Lead Essay

  • What We Get Wrong About the Clash of Civilizations by Emma Ashford

    February 6, 2017

    Emma Ashford reviews the thesis of Samuel Huntington’s 1996 The Clash of Civilizations and the Remaking of the World Order. She also looks at some of the responses it has received, both positive and negative. She finds that Huntington’s thesis, while rough in itself, is apt to be simplified still further by policymakers. Above all, she urges us to remember that Huntington did not mean to champion the West within a clash of civilizations; he hoped, rather, to avert any such clash in the first place. Huntington viewed Western intervention as potentially destabilizing and apt to precipitate a clash of civilizations, by no means necessary, that he sought to avoid. We simplify his message at our own peril.

Response Essays

  • The Grim Fantasia of a Civilizational War by Paul Musgrave

    February 8, 2017

    Paul Musgrave finds in clash of civilizations theory little more than an unseemly fantasy. Why, he asks, are we still talking about this? Empirically, the supporting evidence is weak. The world is becoming more peaceful, not more violent, over time. And Huntington’s theoretical framework hasn’t been the starting point for significant research breakthroughs. Rather, it’s more commonly used as target practice in teaching students how to recognize weak arguments. In a sense, however, we are stuck with the clash of civilizations, because it is a politically popular idea, and because some version of it seems to inform an a growing share of American foreign policy. We must take care, Musgrave agrees, that its description of civilizational conflict does not become a self-fulfilling prophecy.

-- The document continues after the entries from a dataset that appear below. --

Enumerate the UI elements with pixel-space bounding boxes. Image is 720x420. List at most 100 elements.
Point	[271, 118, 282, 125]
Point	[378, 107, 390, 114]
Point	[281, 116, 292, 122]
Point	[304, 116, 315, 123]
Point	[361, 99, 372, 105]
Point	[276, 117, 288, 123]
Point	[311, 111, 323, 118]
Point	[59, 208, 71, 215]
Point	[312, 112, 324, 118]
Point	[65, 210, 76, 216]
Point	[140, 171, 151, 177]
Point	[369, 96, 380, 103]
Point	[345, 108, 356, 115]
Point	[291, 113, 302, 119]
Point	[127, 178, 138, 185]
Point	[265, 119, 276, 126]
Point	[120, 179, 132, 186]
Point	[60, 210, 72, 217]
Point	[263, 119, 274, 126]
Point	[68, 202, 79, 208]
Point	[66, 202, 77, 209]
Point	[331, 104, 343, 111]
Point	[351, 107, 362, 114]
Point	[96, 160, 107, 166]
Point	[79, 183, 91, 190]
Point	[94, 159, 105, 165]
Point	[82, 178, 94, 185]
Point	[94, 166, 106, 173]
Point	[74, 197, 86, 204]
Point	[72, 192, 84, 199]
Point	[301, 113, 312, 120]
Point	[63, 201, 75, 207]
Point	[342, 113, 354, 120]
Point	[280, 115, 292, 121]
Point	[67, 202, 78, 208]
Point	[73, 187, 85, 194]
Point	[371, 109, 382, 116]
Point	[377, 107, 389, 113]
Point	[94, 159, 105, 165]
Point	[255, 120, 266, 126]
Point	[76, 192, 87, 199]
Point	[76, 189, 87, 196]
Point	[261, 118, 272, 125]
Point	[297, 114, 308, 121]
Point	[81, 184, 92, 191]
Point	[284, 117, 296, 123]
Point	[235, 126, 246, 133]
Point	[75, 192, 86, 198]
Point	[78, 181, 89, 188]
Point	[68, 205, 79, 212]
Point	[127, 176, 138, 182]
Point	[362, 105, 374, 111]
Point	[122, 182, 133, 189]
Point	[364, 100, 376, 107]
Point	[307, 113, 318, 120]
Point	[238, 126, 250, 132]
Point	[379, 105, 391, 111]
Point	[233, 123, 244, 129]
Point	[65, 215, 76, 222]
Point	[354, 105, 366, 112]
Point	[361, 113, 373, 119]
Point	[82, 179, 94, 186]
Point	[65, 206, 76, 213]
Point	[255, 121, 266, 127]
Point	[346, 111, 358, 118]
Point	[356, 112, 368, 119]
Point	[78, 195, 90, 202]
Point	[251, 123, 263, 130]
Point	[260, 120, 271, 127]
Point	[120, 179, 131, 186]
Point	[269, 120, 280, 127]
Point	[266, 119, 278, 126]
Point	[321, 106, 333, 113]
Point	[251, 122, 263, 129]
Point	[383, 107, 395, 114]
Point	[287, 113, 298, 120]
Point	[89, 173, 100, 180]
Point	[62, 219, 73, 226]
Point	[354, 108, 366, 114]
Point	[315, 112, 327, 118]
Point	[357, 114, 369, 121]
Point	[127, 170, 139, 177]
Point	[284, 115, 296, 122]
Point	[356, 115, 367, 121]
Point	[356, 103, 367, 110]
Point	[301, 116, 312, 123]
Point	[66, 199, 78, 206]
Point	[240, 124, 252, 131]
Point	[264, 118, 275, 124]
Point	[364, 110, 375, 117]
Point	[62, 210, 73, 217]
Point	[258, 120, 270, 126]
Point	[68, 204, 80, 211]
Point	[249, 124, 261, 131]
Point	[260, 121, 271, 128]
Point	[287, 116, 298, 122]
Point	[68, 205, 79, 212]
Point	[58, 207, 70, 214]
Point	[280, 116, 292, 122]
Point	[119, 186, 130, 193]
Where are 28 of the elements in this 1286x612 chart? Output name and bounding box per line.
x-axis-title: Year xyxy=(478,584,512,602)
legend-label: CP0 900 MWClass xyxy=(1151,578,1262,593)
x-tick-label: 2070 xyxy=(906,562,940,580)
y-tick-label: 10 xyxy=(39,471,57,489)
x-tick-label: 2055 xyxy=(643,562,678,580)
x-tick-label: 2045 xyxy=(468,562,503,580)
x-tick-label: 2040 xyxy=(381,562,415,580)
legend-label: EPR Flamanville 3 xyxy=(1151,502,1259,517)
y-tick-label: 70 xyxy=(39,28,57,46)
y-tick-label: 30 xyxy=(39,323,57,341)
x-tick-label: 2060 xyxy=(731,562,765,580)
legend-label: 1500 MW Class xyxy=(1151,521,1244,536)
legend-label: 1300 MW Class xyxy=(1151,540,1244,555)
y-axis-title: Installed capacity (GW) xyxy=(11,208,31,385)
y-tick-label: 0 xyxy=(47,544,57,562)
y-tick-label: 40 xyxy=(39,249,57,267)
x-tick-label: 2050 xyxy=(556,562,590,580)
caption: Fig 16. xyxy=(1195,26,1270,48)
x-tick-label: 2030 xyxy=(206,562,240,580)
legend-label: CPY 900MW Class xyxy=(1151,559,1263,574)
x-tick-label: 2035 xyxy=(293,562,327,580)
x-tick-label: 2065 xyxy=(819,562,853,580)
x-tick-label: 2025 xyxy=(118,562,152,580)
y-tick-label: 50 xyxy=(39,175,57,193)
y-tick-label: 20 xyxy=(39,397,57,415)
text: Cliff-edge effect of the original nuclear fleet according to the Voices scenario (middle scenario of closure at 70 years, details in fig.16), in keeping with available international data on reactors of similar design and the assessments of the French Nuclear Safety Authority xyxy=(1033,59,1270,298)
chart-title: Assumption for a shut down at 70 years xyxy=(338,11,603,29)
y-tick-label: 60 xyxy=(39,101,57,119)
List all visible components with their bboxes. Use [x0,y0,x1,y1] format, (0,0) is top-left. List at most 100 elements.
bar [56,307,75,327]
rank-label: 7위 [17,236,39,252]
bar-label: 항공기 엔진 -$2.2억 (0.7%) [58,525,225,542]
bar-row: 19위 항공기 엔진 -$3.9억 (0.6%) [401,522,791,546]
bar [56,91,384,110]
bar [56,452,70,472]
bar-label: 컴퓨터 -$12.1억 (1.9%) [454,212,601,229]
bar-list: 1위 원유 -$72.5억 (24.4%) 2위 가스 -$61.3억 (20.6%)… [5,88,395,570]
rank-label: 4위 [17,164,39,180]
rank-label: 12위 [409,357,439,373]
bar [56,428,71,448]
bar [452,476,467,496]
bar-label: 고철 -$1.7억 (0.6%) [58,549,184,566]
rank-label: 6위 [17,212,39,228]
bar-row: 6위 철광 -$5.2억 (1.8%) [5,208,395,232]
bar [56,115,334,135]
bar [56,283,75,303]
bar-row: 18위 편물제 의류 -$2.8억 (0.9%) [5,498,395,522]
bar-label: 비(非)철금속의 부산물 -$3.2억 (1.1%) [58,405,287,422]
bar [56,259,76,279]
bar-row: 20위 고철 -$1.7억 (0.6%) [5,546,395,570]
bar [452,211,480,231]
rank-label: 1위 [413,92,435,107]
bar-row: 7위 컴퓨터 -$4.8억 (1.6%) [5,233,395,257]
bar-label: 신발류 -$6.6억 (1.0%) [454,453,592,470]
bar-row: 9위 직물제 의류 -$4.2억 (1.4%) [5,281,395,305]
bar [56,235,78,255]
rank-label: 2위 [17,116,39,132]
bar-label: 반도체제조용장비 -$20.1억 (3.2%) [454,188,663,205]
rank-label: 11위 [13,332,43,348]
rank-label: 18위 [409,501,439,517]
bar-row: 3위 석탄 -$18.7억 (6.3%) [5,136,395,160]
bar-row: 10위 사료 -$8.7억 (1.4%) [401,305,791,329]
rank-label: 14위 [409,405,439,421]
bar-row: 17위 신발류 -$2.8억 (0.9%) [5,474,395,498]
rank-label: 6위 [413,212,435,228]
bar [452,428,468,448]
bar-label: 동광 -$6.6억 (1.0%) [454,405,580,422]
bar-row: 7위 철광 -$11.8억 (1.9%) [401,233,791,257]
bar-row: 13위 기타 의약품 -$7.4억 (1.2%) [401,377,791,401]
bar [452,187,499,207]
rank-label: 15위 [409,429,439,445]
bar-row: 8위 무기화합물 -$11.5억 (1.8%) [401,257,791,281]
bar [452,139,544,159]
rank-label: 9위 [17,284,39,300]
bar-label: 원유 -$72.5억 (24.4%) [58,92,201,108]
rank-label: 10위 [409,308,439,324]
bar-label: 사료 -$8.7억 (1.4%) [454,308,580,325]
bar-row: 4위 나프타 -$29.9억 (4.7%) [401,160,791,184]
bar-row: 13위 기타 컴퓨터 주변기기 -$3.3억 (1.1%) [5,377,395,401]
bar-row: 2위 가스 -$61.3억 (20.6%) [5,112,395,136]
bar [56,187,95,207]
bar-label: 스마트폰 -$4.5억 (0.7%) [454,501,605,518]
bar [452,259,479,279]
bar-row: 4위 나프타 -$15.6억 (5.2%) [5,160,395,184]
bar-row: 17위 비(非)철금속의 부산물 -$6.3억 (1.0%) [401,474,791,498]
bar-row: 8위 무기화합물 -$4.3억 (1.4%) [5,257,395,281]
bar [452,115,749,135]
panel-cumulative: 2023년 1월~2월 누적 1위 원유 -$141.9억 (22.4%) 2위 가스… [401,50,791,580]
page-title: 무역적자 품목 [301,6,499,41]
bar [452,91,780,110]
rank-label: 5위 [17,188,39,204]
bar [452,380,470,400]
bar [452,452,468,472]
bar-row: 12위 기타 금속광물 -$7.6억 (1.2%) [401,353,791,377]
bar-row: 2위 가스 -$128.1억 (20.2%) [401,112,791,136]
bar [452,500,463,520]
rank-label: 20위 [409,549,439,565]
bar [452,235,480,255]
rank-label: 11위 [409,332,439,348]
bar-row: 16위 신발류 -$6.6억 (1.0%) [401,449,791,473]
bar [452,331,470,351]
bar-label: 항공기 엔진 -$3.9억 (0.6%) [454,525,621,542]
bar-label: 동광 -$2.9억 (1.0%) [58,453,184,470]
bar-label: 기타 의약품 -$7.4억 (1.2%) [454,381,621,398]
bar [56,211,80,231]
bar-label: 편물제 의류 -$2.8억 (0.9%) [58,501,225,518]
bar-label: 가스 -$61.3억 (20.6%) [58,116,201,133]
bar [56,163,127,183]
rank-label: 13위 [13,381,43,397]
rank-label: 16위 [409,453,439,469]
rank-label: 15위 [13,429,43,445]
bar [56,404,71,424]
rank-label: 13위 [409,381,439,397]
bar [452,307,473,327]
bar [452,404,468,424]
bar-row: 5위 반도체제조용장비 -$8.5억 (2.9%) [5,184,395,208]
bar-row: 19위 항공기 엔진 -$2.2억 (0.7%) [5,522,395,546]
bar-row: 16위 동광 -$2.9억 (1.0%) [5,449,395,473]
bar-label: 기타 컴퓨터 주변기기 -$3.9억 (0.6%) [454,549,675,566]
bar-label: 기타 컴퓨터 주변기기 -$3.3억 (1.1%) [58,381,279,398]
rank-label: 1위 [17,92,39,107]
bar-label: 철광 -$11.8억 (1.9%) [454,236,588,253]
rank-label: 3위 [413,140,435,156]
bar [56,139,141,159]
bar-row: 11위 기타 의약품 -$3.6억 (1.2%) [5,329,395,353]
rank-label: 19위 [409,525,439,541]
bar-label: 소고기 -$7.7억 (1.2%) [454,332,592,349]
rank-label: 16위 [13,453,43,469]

  • Huntington’s Prescient Warning by Alina Polyakova

    February 13, 2017

    The Trump administration is not precisely Huntingtonian, says Alina Polyakova, and the differences matter more than one may appreciate at first. Stephen Bannon has described the key conflict in the world today as the one between traditionalist nationalism and secular, modernizing globalism. Yet that’s a conflict taking place within the West, not across Huntington’s civilizational lines. Intriguingly, Huntington cautioned that if Russia ever became ascendant as a champion of tradition and nationalism, its interests would fail to align with ours, and in that case Russia would make an inappropriate ally, even for a conservative United States. Polyakova finds this an apt warning for our own time.

  • The Clash of Asian Civilizations? by Zack Cooper

    February 16, 2017

    Zack Cooper looks at Samuel Huntington’s Clash of Civilizations and asks: Where’s Asia in all of this? He notes that Huntington did have an answer. Asia contains many different civilizations in the Huntingtonian paradigm. It therefore makes for a natural site of conflict. U.S. administrations have repeatedly tried to focus their foreign policy on Asia, only to be detoured by events in the Middle East. But it mischaracterizes Huntington’s work to imagine that conflicts in the Middle East were the necessary upshot of his theories.